Marilyn Hallam
Indian Summer
July 6th - August 18th, 2020

Catalogue essay by Mali Morris RA for Marilyn Hallam's exhibition Other Things, at Teesside University, Middlesbrough, March 2014

Abstract painter Mali Morris was elected a Royal Academician in 2010. she has held over 35 solo shows worldwide, and has been included in numerous group shows, at the Barbican, Hayward Gallery, Serpentine Gallery, Whitechapel Gallery, Walker Art Gallery Liverpool, Whitworth Gallery Manchester, Museum of Wales Cardiff, as well as a number overseas.

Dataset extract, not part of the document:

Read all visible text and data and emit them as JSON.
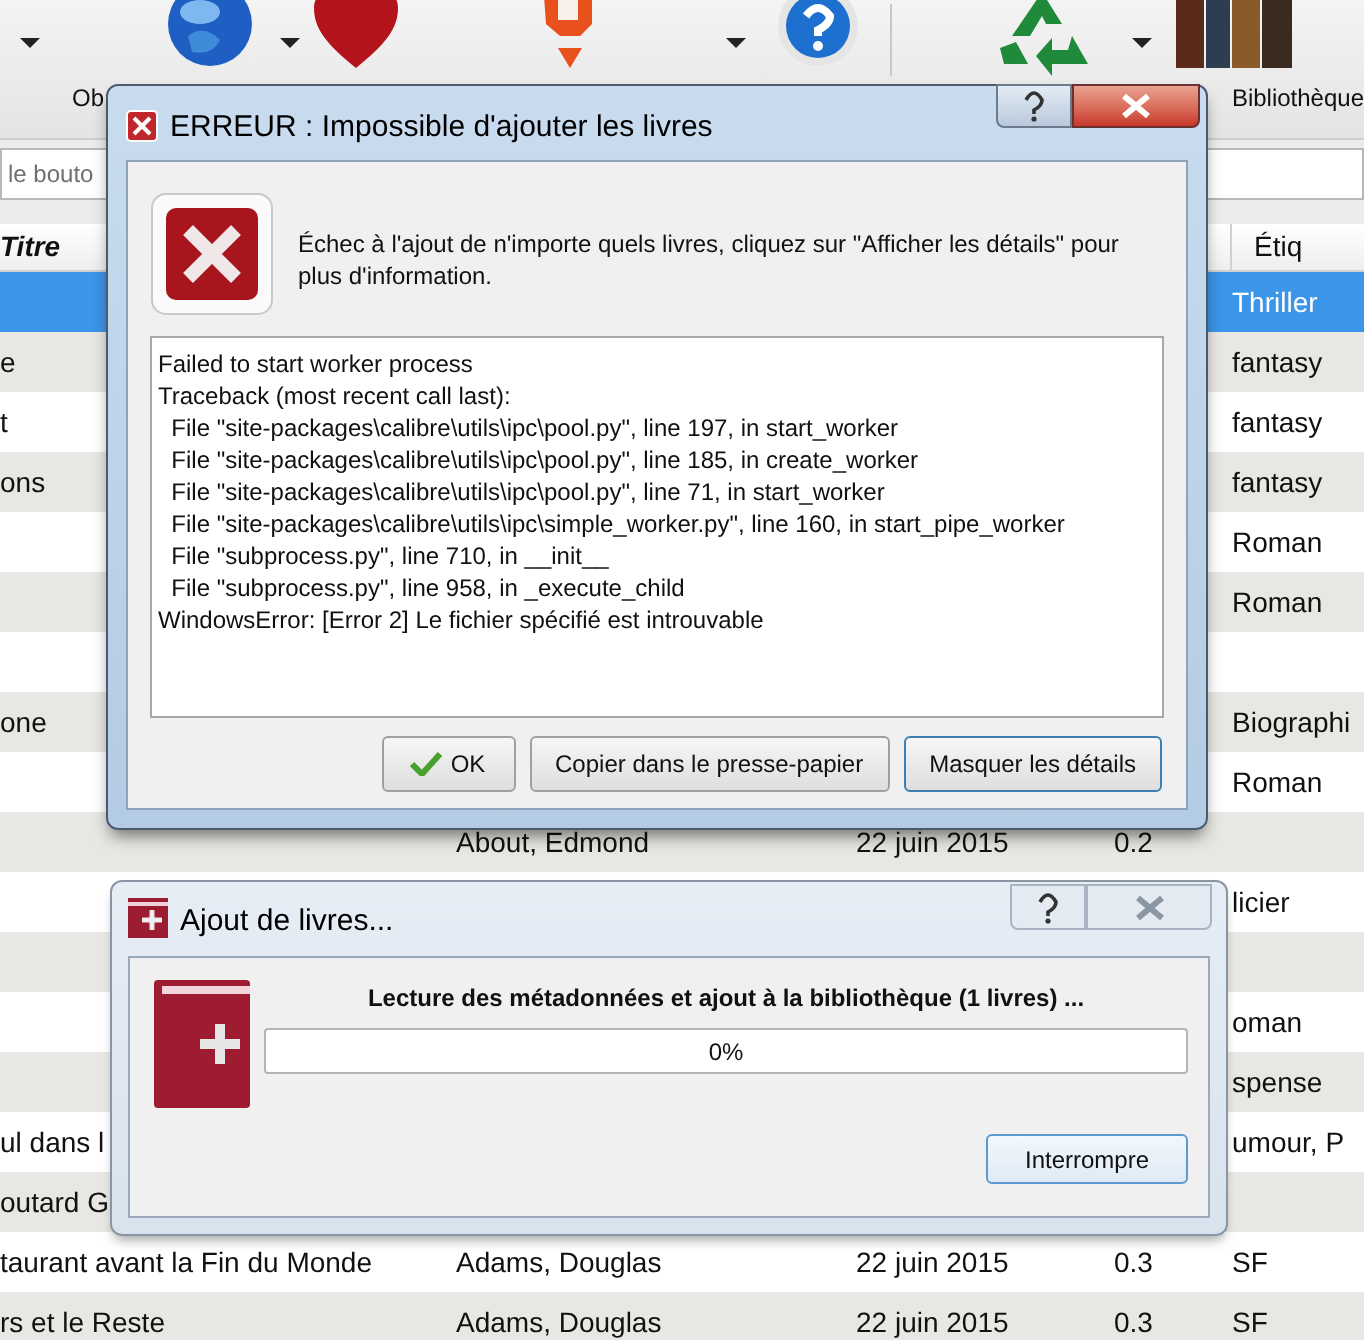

I have always admired and been fascinated by the intricate, slow way that Marilyn builds her paintings. Looking in on her various studios over the years I marvel at the layers of drawing, tracing and photocopying, the collaging and reconstruction that goes on. This exploratory work accumulates and is sifted through, well before she begins to paint on canvas. That is what intrigues me - how her search leads to resolution, her preparation to realisation. The completed paintings are airy, with light flowing through them, and for all their complexity they are vividly direct, immediately radiant. 

The relationship of drawing to painting is of great interest to visual artists, be they figurative, abstract, or indifferent to those categories. In
Verbena in Sky Marilyn describes with line and colour the way a delicate tangle of flowers grows high on a balcony, in front of ornate iron railings. A long way below, in the park. dogs and their owners are visible, tiny but identifiable. Flat rectangles of various blues, greens and an intense red were laid down as the first stage of this composition. There would have been studies of the layers of space glimpsed through foliage, strategies for how different kinds of drawing in paint could mesh with the patchwork of ground-colour, to become one with it. After our first encounter with the glow and filigree of the finished work there is an invitation to slow down and take in its richness. Seeing how it all hangs together is completely absorbing - it contains movement in its stillness, is organised as well as abundant, and it holds the attention for as long as one can look.

Motifs recur in Marilyn's work, echoing fascinations that painters have always had - a window that takes the gaze outside, or the mirror that brings space and light. and perhaps a figure, back into a room. In
Collector we are given the colour-key of the painting at centreleft, a still life on a couple of tables. A pink box-file has a lime-green gauze ribbon clipped to its top edge. Propped against it is a postcard, a drawing of Ariel the flower fairy, spreading her wings. A skill and talent for depiction can put us inside an illusionistic interior and describe its details with accuracy, but reading this painting, how it was made - the various greens arrived at through many glazes, the different whites stepping steadily backwards to the final light of the reflected window - all this gives us so much more. The layers and shifts of colour move us around in time and pictorial space, as if forever. 

There is a double intimacy in these paintings that I find strange and distinctive. The domestic interior, with its array of objects loved and used and looked-at, sets a personal, almost autobiographical tone. But what we also have is a construction in paint on a flat surface, which has involved the artist in a process of intense scrutiny and analysis, thorough, but intent on keeping the painting fresh, alive and luminous. The activity of looking has been questioned, the process of seeing fragmented and re-made, in order to understand more of what painting tells us about painting, at the same time as it tells of the world. What we are shown is a small part of the world, a table top, or a balcony, but the painting of it reaches far into thought and experience. The commitment to breaking down pictorial language and putting it back together again is clearly evident, but not fetishised. It is an exploration, and it has been shared with us. There is detachment in the method, but passion shows in the conclusion. 

Each time I see these paintings and rediscover their achievement I find in them again their intelligence and their beauty, and I feel grateful for what they offer. It's good to think that they will be looked at and enjoyed by so many others during the coming year.